Tuesday, June 22, 2010
For years, farmers have been using biotech crops, all the way back to the 1930’s. By definition, the first time that we cross-bred corn, we were using biotech crops. The science has come a long way since then, but the mission has not-produce more crops, better crops, and cheaper crops. This is the primary mission of agriculture-the more we produce, and the less we produce it for, the more people who can eat off a single acre of American Farmland without having to work on it. Last I checked, the number was around 450 per acre. But back to biotech-see, people need to remember, this stuff didn’t just happen one day. People far, far, more intelligent than me have spent many, many years of their lives working on these crops-researching, testing, designing. I’ve met these people, firsthand, and I’m here to say, they have no motive beyond what every farmer does-feed the world, make an honest living, leave the planet a little better than they found it. Their science, backed by the best universities on the planet, has stood the test, and it’s who it stood before that makes it that much better.
The supreme court, while being a very, very intelligent group of jurists, are not scientists. They are essentially average Americans; Americans who have seen Food Inc, and HSUS commercials with sappy music playing. They shop in the same stores, see the same news, and have read the same books and papers. And best of all, they have the same prejudices towards food systems that many of us do as well; and in spite of this, they waded though the muck to make a clear decision. They have determined that the science passes muster, and while further testing is needed, which I’m confident will prove the validity of Monsanto’s claims, they have shown that science trumps emotion.
Right now, my wife is working on her Masters in Food Safety from MSU, and her current project is a comparison of sanitation (how many bugs are in the eggs) between caged and cage-free systems. The results are overwhelming that cage-raised eggs are hands down safer than cage free; and I’m not just talking one or two articles-I’m speaking about the 3 foot high pile of scientific data that has invaded my dining room table. It’s court decisions like this, and the science I see though my wife first hand, that gives me hope in our future. I think it’s a safe bet that at some point, we’ll see a “prop 2” type issue that is happening in Ohio come before the court. And hopefully, they see the science though the smoke the same way they did today.
Monday, June 7, 2010
I had the duty this weekend to make the trip to Detroit to pick my wife at the airport, but it gave me the opportunity to catch up with an old roommate from my MSU days that lives in the area now. Now, this gentleman and his wife are both extremely intelligent, highly educated people. They are open to ideas and often as us questions about agriculture and food safety. This weekend proved to be no different.

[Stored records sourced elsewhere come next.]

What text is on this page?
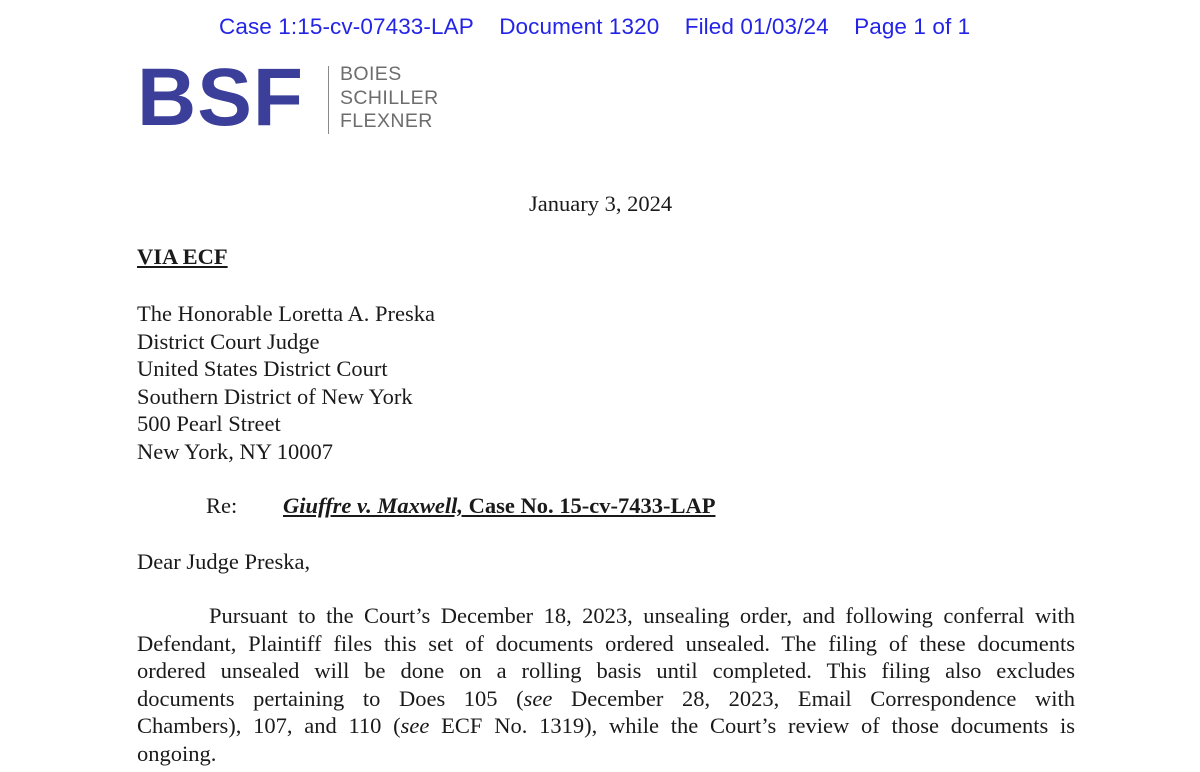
Case 1:15-cv-07433-LAP Document 1320 Filed 01/03/24 Page 1 of 1
BSF BOIES
SCHILLER
FLEXNER
January 3, 2024
VIA ECF
The Honorable Loretta A. Preska
District Court Judge
United States District Court
Southern District of New York
500 Pearl Street
New York, NY 10007
Re: Giuffre v. Maxwell, Case No. 15-cv-7433-LAP
Dear Judge Preska,
Pursuant to the Court’s December 18, 2023, unsealing order, and following conferral with
Defendant, Plaintiff files this set of documents ordered unsealed. The filing of these documents
ordered unsealed will be done on a rolling basis until completed. This filing also excludes
documents pertaining to Does 105 (see December 28, 2023, Email Correspondence with
Chambers), 107, and 110 (see ECF No. 1319), while the Court’s review of those documents is
ongoing.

Jim and I headed out to a local restaurant for some good bar-b-cue and a couple of cold domestics. A few minutes into the conversation, the topic swung over to agriculture and farming. Jim wanted to know how the farming was going, what we were up to, etc. At some point we started discussing the new technology we use on the farm. I explained that for example, we have auto steer in our sprayers for row crops, and that we hoped to have the same technology soon in the orchards. He asked if I thought we’d ever see fully automatic sprayers (no driver needed). I told him I believed so, and that we’d see them in the next 5 years. Just as the food arrived, he quipped “I’ve got to believe something like that would hurt small farmers, because bigger farmers can afford the technology and farm more land”. Dinner arrived, and the topic changed.
Here’s the response, because I know Jim reads this blog.

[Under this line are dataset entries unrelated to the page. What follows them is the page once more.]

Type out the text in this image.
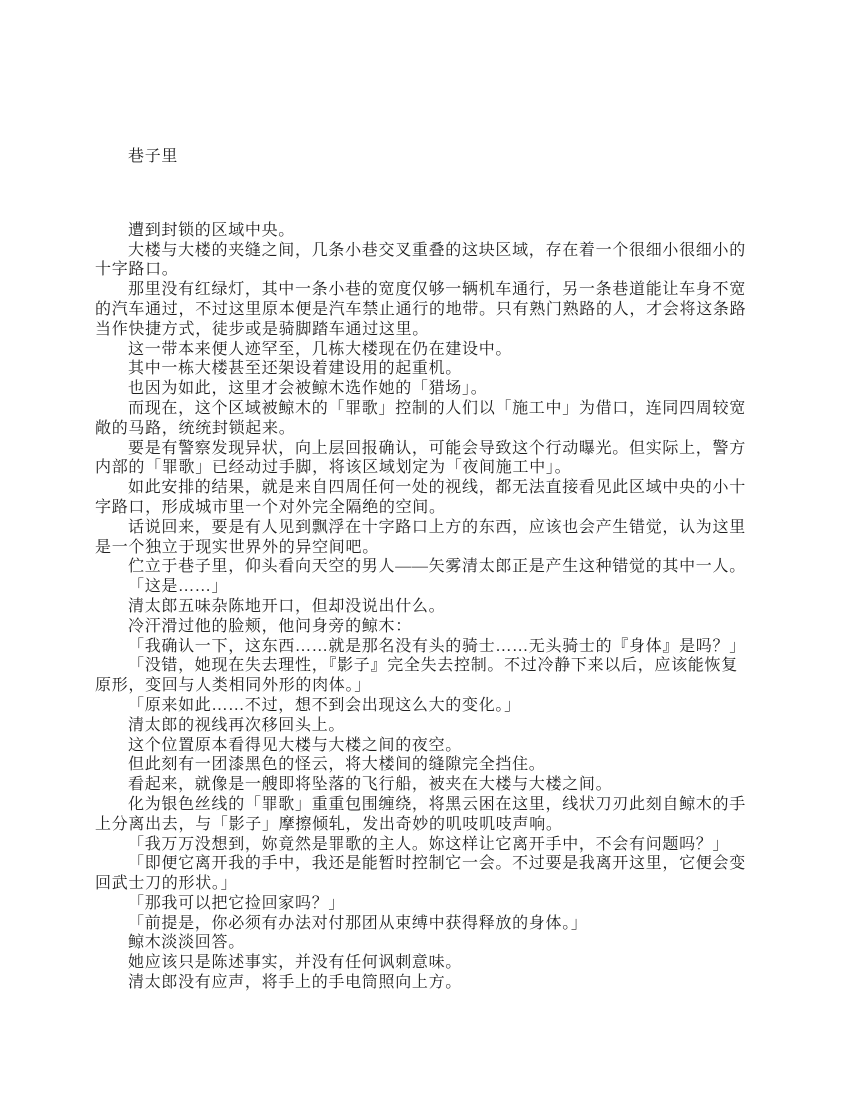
巷子里
遭到封锁的区域中央。
大楼与大楼的夹缝之间，几条小巷交叉重叠的这块区域，存在着一个很细小很细小的
十字路口。
那里没有红绿灯，其中一条小巷的宽度仅够一辆机车通行，另一条巷道能让车身不宽
的汽车通过，不过这里原本便是汽车禁止通行的地带。只有熟门熟路的人，才会将这条路
当作快捷方式，徒步或是骑脚踏车通过这里。
这一带本来便人迹罕至，几栋大楼现在仍在建设中。
其中一栋大楼甚至还架设着建设用的起重机。
也因为如此，这里才会被鲸木选作她的「猎场」。
而现在，这个区域被鲸木的「罪歌」控制的人们以「施工中」为借口，连同四周较宽
敞的马路，统统封锁起来。
要是有警察发现异状，向上层回报确认，可能会导致这个行动曝光。但实际上，警方
内部的「罪歌」已经动过手脚，将该区域划定为「夜间施工中」。
如此安排的结果，就是来自四周任何一处的视线，都无法直接看见此区域中央的小十
字路口，形成城市里一个对外完全隔绝的空间。
话说回来，要是有人见到飘浮在十字路口上方的东西，应该也会产生错觉，认为这里
是一个独立于现实世界外的异空间吧。
伫立于巷子里，仰头看向天空的男人——矢雾清太郎正是产生这种错觉的其中一人。
「这是……」
清太郎五味杂陈地开口，但却没说出什么。
冷汗滑过他的脸颊，他问身旁的鲸木：
「我确认一下，这东西……就是那名没有头的骑士……无头骑士的『身体』是吗？」
「没错，她现在失去理性，『影子』完全失去控制。不过冷静下来以后，应该能恢复
原形，变回与人类相同外形的肉体。」
「原来如此……不过，想不到会出现这么大的变化。」
清太郎的视线再次移回头上。
这个位置原本看得见大楼与大楼之间的夜空。
但此刻有一团漆黑色的怪云，将大楼间的缝隙完全挡住。
看起来，就像是一艘即将坠落的飞行船，被夹在大楼与大楼之间。
化为银色丝线的「罪歌」重重包围缠绕，将黑云困在这里，线状刀刃此刻自鲸木的手
上分离出去，与「影子」摩擦倾轧，发出奇妙的叽吱叽吱声响。
「我万万没想到，妳竟然是罪歌的主人。妳这样让它离开手中，不会有问题吗？」
「即便它离开我的手中，我还是能暂时控制它一会。不过要是我离开这里，它便会变
回武士刀的形状。」
「那我可以把它捡回家吗？」
「前提是，你必须有办法对付那团从束缚中获得释放的身体。」
鲸木淡淡回答。
她应该只是陈述事实，并没有任何讽刺意味。
清太郎没有应声，将手上的手电筒照向上方。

At first glance, yes, I can see where many people would see that point. However, it is interesting that in orchard crops, far more technology is in the hands of small farmers, instead of large farmers. The reason is simple-the technology is complicated, and expensive, and many of the large farmers rely of hired labor to run those machines. They don’t trust those workers with that type of an investment, so they don’t make it. But it brings me to another point I’d like to discuss-where do all the “small” farmers go?
Well, let me tell you.
My family has made no secret in the last 5 years that we want to grow our business and expand our acres. So when the opportunity presents itself, we take it. For example, two years ago, my brother and I had an opportunity present itself to us. A neighbor had become widowed, her husband having died of cancer. Her farm sat, and she had no children or grandchildren who wanted to farm. My brother and I stepped up and purchased that farm and equipment from her. For the first time in 30 years, there was no longer a person with the last name of Fraser farming that land. In fact, that family has left agriculture all together. So to some, that’s a “small family farm” that is gone; and they are right. That family’s farm is no longer theres-however, my family carries on that tradition. The same goes for a large tract of row crop land we picked up this year. For the first time in several generations, this other family is not farming. But it was time for the current owners to retire, and no children or grandchildren wanted to carry on with the farm. What should happen in these situations? Should we just let the land sit idle? Should we develop it all into houses? If not my family, then who?
Our view is someone is going to farm it, it might as well be us. People are going to need to eat tomorrow, and I intend to feed them, wether they like it or not.